What are the Jurisdictional Risks of Registering to do Business in North Carolina?
(Co-authored by Ryan C. Gee)
North Carolina’s business communities are thriving and many foreign business entities regularly register to do business in North Carolina. Unless an exception applies, a foreign business entity may not transact business in North Carolina until it registers with the Secretary of State. What risk does this pose for the foreign business entities, specifically does registering to conduct business in a foreign state result in a business ultimately consenting to general jurisdiction within that state?
In the 2014 United States Supreme Court decision of Daimler AG v. Bauman, 571 U.S. 117 (2014), the Supreme Court held that a corporation is only subject to general jurisdiction in a particular state when its contacts with that state are so continuous and systematic as to render them essentially at home in the forum state. While a foreign business entity may subject themselves to general jurisdiction in North Carolina by having “continuous and systematic contacts” with the state, the Supreme Court has not ruled on the specific issue of whether registering to conduct business in a foreign state results in the business consenting to general jurisdiction.
While this result has been rejected by a majority of the courts after Daimler, a few jurisdictions have held Daimler did not eliminate registration as a basis for consent. Federal and State courts have generally focused on the language of the individual state’s registration statute, and whether it provides consent for general jurisdiction.
In a federal North Carolina case, Sebastian v. Davol, Inc., 2017 WL 3325744, at *8 (W.D.N.C. Aug. 3, 2017), the court examined this exact issue. In Sebastian, the Plaintiff unsuccessfully argued that since the Defendant had registered with the North Carolina Secretary of State to conduct business in North Carolina, the Defendant thereby consented and subjected itself to general personal jurisdiction in North Carolina. Id. at 10.
In granting the Defendant’s motion for lack of personal jurisdiction, the court held that the Plaintiff had not alleged that “North Carolina has a statute, either for general jurisdiction, registration or licensing, requiring a corporation to consent to personal jurisdiction prior to actually exercising its right to conduct business in North Carolina.” Id. at 11. The court reasoned that North Carolina’s long-arm statute contains no reference to jurisdiction by consent, and that the Plaintiff had not cited any state or federal decision that construed North Carolina’s registration or licensing statutes to extend personal jurisdiction over registered businesses. Id.

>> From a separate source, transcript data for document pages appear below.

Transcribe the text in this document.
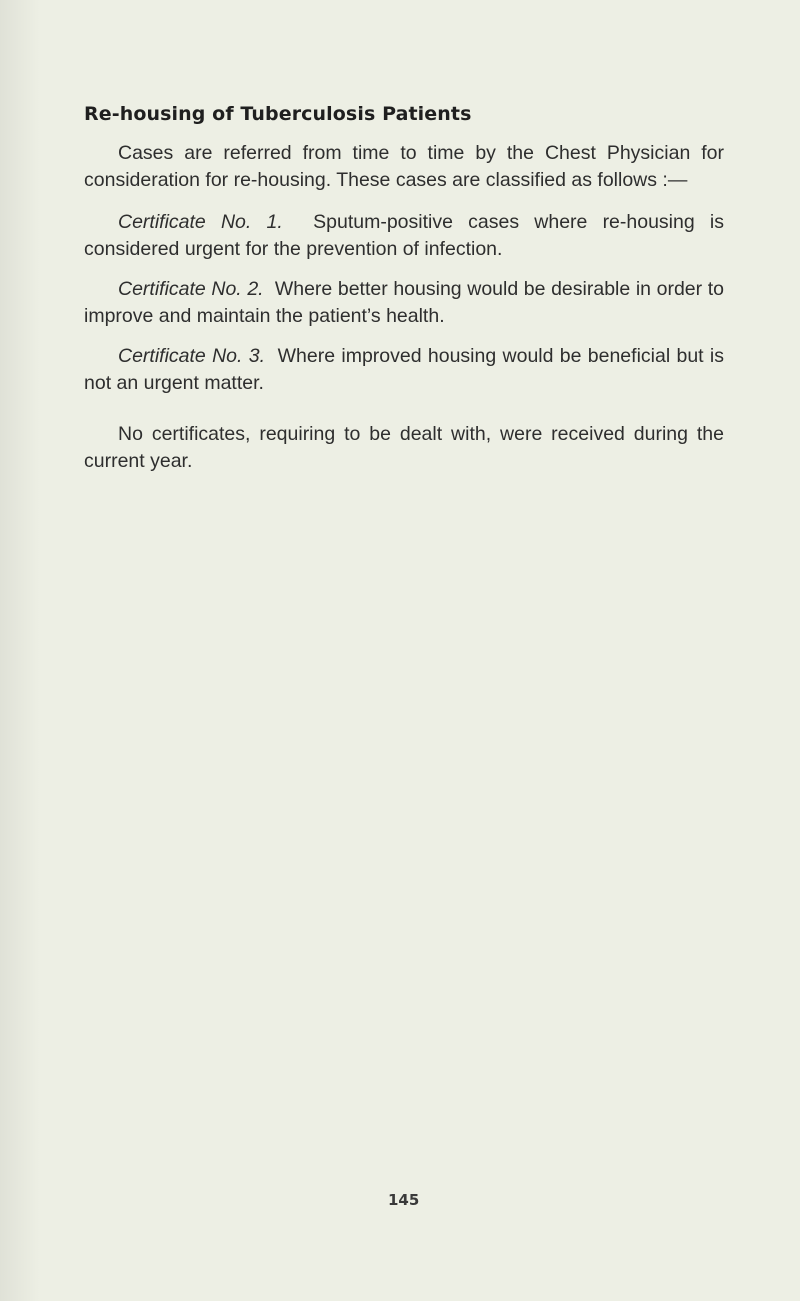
Re-housing of Tuberculosis Patients

Cases are referred from time to time by the Chest Physician for consideration for re-housing. These cases are classified as follows :—

Certificate No. 1. Sputum-positive cases where re-housing is considered urgent for the prevention of infection.

Certificate No. 2. Where better housing would be desirable in order to improve and maintain the patient’s health.

Certificate No. 3. Where improved housing would be beneficial but is not an urgent matter.

No certificates, requiring to be dealt with, were received during the current year.

145
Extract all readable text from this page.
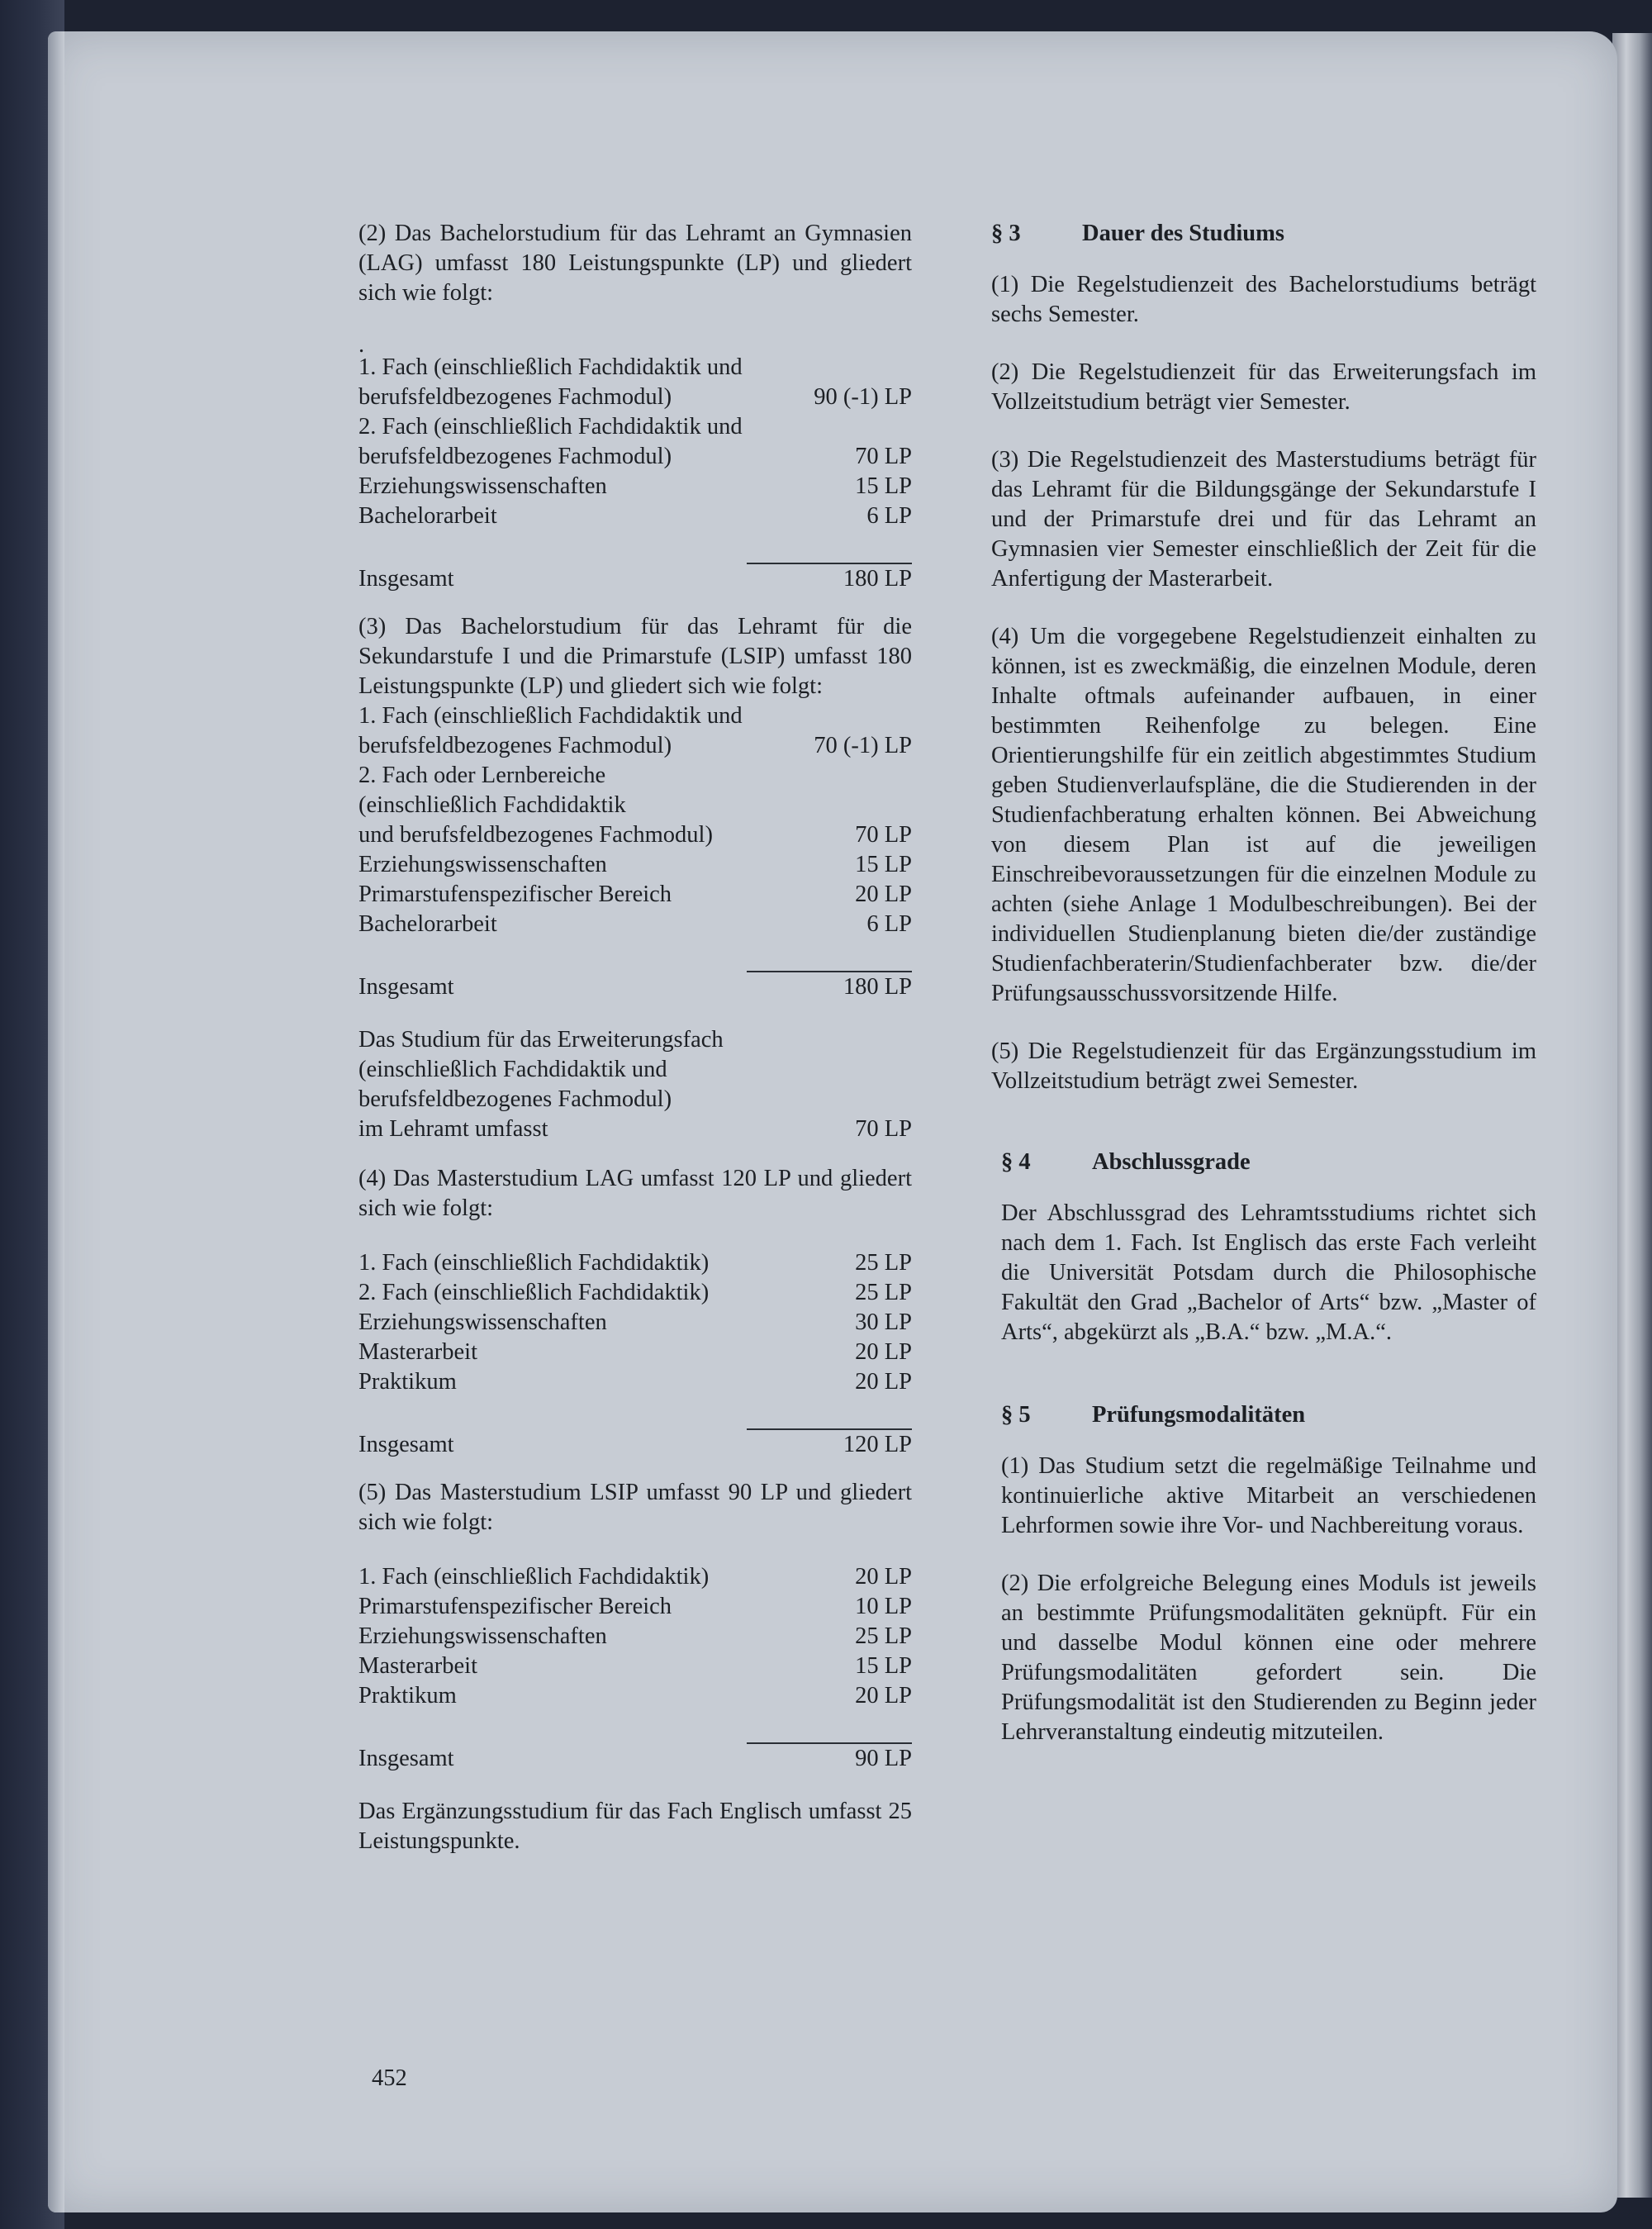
(2) Das Bachelorstudium für das Lehramt an Gymnasien (LAG) umfasst 180 Leistungspunkte (LP) und gliedert sich wie folgt:

.

1. Fach (einschließlich Fachdidaktik und
berufsfeldbezogenes Fachmodul)	90 (-1) LP
2. Fach (einschließlich Fachdidaktik und
berufsfeldbezogenes Fachmodul)	70 LP
Erziehungswissenschaften	15 LP
Bachelorarbeit	6 LP
Insgesamt	180 LP

(3) Das Bachelorstudium für das Lehramt für die Sekundarstufe I und die Primarstufe (LSIP) umfasst 180 Leistungspunkte (LP) und gliedert sich wie folgt:

1. Fach (einschließlich Fachdidaktik und
berufsfeldbezogenes Fachmodul)	70 (-1) LP
2. Fach oder Lernbereiche
(einschließlich Fachdidaktik
und berufsfeldbezogenes Fachmodul)	70 LP
Erziehungswissenschaften	15 LP
Primarstufenspezifischer Bereich	20 LP
Bachelorarbeit	6 LP
Insgesamt	180 LP
Das Studium für das Erweiterungsfach
(einschließlich Fachdidaktik und
berufsfeldbezogenes Fachmodul)
im Lehramt umfasst	70 LP

(4) Das Masterstudium LAG umfasst 120 LP und gliedert sich wie folgt:

1. Fach (einschließlich Fachdidaktik)	25 LP
2. Fach (einschließlich Fachdidaktik)	25 LP
Erziehungswissenschaften	30 LP
Masterarbeit	20 LP
Praktikum	20 LP
Insgesamt	120 LP

(5) Das Masterstudium LSIP umfasst 90 LP und gliedert sich wie folgt:

1. Fach (einschließlich Fachdidaktik)	20 LP
Primarstufenspezifischer Bereich	10 LP
Erziehungswissenschaften	25 LP
Masterarbeit	15 LP
Praktikum	20 LP
Insgesamt	90 LP

Das Ergänzungsstudium für das Fach Englisch umfasst 25 Leistungspunkte.

§ 3	Dauer des Studiums

(1) Die Regelstudienzeit des Bachelorstudiums beträgt sechs Semester.

(2) Die Regelstudienzeit für das Erweiterungsfach im Vollzeitstudium beträgt vier Semester.

(3) Die Regelstudienzeit des Masterstudiums beträgt für das Lehramt für die Bildungsgänge der Sekundarstufe I und der Primarstufe drei und für das Lehramt an Gymnasien vier Semester einschließlich der Zeit für die Anfertigung der Masterarbeit.

(4) Um die vorgegebene Regelstudienzeit einhalten zu können, ist es zweckmäßig, die einzelnen Module, deren Inhalte oftmals aufeinander aufbauen, in einer bestimmten Reihenfolge zu belegen. Eine Orientierungshilfe für ein zeitlich abgestimmtes Studium geben Studienverlaufspläne, die die Studierenden in der Studienfachberatung erhalten können. Bei Abweichung von diesem Plan ist auf die jeweiligen Einschreibevoraussetzungen für die einzelnen Module zu achten (siehe Anlage 1 Modulbeschreibungen). Bei der individuellen Studienplanung bieten die/der zuständige Studienfachberaterin/Studienfachberater bzw. die/der Prüfungsausschussvorsitzende Hilfe.

(5) Die Regelstudienzeit für das Ergänzungsstudium im Vollzeitstudium beträgt zwei Semester.

§ 4	Abschlussgrade

Der Abschlussgrad des Lehramtsstudiums richtet sich nach dem 1. Fach. Ist Englisch das erste Fach verleiht die Universität Potsdam durch die Philosophische Fakultät den Grad „Bachelor of Arts“ bzw. „Master of Arts“, abgekürzt als „B.A.“ bzw. „M.A.“.

§ 5	Prüfungsmodalitäten

(1) Das Studium setzt die regelmäßige Teilnahme und kontinuierliche aktive Mitarbeit an verschiedenen Lehrformen sowie ihre Vor- und Nachbereitung voraus.

(2) Die erfolgreiche Belegung eines Moduls ist jeweils an bestimmte Prüfungsmodalitäten geknüpft. Für ein und dasselbe Modul können eine oder mehrere Prüfungsmodalitäten gefordert sein. Die Prüfungsmodalität ist den Studierenden zu Beginn jeder Lehrveranstaltung eindeutig mitzuteilen.

452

As the Sebastian case illustrates, foreign business entities do not subject themselves to jurisdiction merely by registering to do business in North Carolina. North Carolina’s business registration statutes and the required forms do not suggest a contrary result. However, this is an area of law that state legislatures may seek to amend so it is important to stay aware of any registration-as-consent language being introduced during legislative sessions.